Buchanan tensed, and an almost undetectable robotic quivering told him that the contraction of muscle been noted. Maran was massively unimpressed.
“The robots will watch, Buchanan,” he said. His eyes were wells of tiredness. “You were appointed to this station, presumably, Buchanan, because you have an expert knowledge of these tools.” He indicated the low-grade servitors. “Respect them!”
“He’s right,” said Liz slowly. “He’s always right.” Buchanan could not resist saying: “You won’t get away, Maran.” Childish as it was, the threat did something to restore his confidence.

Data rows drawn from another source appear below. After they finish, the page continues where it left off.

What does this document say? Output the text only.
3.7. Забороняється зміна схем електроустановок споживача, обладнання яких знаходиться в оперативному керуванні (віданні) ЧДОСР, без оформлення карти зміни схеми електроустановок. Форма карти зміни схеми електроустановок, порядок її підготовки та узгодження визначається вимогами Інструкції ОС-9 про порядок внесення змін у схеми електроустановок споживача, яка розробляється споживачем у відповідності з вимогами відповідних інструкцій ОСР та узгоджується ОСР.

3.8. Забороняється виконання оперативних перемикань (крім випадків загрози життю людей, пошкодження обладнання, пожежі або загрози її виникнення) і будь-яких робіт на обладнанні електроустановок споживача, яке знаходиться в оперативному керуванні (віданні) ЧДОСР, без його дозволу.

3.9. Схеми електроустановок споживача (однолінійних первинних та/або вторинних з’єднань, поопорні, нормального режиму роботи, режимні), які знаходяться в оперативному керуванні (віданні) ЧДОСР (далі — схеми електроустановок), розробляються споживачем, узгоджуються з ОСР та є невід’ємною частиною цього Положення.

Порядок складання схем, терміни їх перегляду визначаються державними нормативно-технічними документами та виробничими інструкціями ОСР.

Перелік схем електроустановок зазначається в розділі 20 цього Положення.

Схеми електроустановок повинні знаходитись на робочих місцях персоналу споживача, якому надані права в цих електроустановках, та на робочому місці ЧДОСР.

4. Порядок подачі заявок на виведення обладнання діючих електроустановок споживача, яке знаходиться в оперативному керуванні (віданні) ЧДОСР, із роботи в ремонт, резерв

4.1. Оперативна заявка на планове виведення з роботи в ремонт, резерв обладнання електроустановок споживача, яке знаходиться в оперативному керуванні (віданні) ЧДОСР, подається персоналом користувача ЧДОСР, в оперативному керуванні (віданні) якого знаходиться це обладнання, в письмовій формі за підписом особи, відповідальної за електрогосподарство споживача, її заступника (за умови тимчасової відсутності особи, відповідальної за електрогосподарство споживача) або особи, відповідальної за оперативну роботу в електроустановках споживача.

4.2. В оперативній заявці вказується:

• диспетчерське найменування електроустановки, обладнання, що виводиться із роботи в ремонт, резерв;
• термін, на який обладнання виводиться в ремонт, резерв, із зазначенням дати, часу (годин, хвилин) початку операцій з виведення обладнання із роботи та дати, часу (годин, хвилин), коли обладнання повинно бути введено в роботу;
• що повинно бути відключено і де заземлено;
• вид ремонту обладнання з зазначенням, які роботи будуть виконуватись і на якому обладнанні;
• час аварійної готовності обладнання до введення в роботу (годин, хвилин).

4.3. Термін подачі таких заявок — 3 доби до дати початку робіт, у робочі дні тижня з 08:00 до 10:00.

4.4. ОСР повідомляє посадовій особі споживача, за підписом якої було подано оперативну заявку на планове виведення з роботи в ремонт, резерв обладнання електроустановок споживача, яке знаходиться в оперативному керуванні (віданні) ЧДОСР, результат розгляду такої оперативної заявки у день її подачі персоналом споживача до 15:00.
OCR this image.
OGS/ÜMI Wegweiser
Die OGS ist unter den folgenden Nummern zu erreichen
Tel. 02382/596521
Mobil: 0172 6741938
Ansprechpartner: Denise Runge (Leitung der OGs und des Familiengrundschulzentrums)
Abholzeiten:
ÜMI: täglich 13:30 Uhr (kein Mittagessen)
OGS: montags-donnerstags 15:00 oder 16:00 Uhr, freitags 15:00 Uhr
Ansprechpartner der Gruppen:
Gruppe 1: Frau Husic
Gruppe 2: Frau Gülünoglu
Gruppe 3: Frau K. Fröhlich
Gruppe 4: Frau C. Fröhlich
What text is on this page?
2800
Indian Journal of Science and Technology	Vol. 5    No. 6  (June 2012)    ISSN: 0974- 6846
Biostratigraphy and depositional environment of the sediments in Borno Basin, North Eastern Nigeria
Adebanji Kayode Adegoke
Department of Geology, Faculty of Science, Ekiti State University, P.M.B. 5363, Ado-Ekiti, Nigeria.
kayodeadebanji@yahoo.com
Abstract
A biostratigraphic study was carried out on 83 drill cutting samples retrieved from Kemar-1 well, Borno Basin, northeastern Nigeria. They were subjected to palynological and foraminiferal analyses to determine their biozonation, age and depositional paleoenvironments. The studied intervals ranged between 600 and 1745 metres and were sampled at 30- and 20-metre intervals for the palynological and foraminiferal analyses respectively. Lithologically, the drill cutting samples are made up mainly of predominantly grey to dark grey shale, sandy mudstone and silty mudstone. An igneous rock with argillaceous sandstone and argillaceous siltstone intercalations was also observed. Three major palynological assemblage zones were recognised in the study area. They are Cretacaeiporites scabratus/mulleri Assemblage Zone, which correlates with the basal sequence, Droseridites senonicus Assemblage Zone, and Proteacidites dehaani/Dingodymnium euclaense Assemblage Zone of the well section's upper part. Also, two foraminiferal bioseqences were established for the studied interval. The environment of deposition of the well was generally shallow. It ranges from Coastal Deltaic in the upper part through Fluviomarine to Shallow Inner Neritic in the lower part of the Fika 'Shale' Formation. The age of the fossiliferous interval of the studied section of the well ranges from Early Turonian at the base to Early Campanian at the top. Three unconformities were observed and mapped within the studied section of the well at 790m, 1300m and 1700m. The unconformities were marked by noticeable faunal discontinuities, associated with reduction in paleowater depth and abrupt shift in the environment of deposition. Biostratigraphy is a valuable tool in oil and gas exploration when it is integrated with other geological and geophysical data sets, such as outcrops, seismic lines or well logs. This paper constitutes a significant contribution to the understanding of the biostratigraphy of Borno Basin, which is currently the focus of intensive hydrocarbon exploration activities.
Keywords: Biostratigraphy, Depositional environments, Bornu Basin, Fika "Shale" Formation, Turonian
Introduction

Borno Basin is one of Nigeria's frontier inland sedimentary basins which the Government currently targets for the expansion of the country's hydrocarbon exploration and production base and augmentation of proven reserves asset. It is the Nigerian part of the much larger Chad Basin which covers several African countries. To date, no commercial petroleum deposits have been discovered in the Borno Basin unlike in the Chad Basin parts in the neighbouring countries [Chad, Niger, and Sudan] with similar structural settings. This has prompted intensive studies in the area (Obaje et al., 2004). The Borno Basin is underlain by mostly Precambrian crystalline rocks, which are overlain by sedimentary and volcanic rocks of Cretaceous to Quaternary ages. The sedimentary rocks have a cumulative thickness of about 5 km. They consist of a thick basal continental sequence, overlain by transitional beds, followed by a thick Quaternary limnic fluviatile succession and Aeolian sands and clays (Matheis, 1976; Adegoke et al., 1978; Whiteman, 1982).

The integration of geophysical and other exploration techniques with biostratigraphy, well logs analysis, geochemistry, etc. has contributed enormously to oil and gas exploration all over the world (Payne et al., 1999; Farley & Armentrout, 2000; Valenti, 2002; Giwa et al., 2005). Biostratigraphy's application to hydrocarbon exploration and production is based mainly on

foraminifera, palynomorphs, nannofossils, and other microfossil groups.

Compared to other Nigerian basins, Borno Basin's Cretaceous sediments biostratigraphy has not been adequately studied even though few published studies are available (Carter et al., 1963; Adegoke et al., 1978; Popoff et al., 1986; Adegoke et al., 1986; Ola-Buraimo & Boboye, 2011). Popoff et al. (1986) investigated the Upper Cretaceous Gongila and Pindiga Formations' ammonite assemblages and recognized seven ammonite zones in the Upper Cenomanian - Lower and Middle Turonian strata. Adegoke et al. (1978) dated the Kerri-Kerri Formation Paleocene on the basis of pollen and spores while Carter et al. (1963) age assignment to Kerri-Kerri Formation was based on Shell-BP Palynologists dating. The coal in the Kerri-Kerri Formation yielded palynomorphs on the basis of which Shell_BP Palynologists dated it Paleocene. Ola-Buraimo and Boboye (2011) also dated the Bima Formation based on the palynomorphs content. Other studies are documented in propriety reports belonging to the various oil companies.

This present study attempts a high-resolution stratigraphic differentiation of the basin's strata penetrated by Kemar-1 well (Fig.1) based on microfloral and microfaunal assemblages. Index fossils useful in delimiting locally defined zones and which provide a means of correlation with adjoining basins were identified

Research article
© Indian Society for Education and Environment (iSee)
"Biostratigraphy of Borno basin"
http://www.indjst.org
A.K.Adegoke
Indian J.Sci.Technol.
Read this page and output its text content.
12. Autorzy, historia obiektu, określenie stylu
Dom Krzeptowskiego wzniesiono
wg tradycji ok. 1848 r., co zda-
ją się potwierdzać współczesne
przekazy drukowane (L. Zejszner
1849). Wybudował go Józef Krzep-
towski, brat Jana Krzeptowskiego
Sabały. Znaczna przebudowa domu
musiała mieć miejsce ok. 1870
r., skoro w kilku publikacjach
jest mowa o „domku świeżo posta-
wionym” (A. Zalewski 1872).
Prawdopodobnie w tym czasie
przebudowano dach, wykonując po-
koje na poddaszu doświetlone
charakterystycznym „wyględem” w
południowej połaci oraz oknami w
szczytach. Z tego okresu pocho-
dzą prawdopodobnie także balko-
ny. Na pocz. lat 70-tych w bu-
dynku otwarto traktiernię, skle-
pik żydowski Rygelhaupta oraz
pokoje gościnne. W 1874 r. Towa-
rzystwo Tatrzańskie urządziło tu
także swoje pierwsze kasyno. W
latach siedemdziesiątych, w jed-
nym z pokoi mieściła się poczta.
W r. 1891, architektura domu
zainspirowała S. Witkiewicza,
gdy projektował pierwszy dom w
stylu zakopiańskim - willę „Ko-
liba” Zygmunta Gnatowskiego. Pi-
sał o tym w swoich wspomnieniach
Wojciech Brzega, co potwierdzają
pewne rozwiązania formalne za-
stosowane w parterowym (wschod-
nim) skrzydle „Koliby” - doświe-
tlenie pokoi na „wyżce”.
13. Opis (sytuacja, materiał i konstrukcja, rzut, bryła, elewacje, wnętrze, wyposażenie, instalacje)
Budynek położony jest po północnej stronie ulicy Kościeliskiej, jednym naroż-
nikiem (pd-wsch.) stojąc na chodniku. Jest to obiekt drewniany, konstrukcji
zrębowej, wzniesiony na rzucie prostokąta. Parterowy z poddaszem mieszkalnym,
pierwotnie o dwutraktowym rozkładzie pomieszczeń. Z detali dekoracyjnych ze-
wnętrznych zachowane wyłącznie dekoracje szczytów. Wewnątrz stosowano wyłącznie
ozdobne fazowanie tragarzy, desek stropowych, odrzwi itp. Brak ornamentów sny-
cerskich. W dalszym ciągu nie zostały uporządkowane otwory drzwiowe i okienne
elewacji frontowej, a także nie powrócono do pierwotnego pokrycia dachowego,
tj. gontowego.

“Very possibly,” agreed Maran. “To the bridge,” he ordered a servitor. It aided his halting progress to fhe small grav-chute. Buchanan was sure he was asleep before the chute took him to the bridge of the Jansky Station.
When he was gone, Buchanan looked down at his bony hands. He felt the crab of helplessness stirring in his body, gripping, clawing at him. Despair and doom echoed through his skull.
“Al?” whispered Liz, and he saw that she was exhausted.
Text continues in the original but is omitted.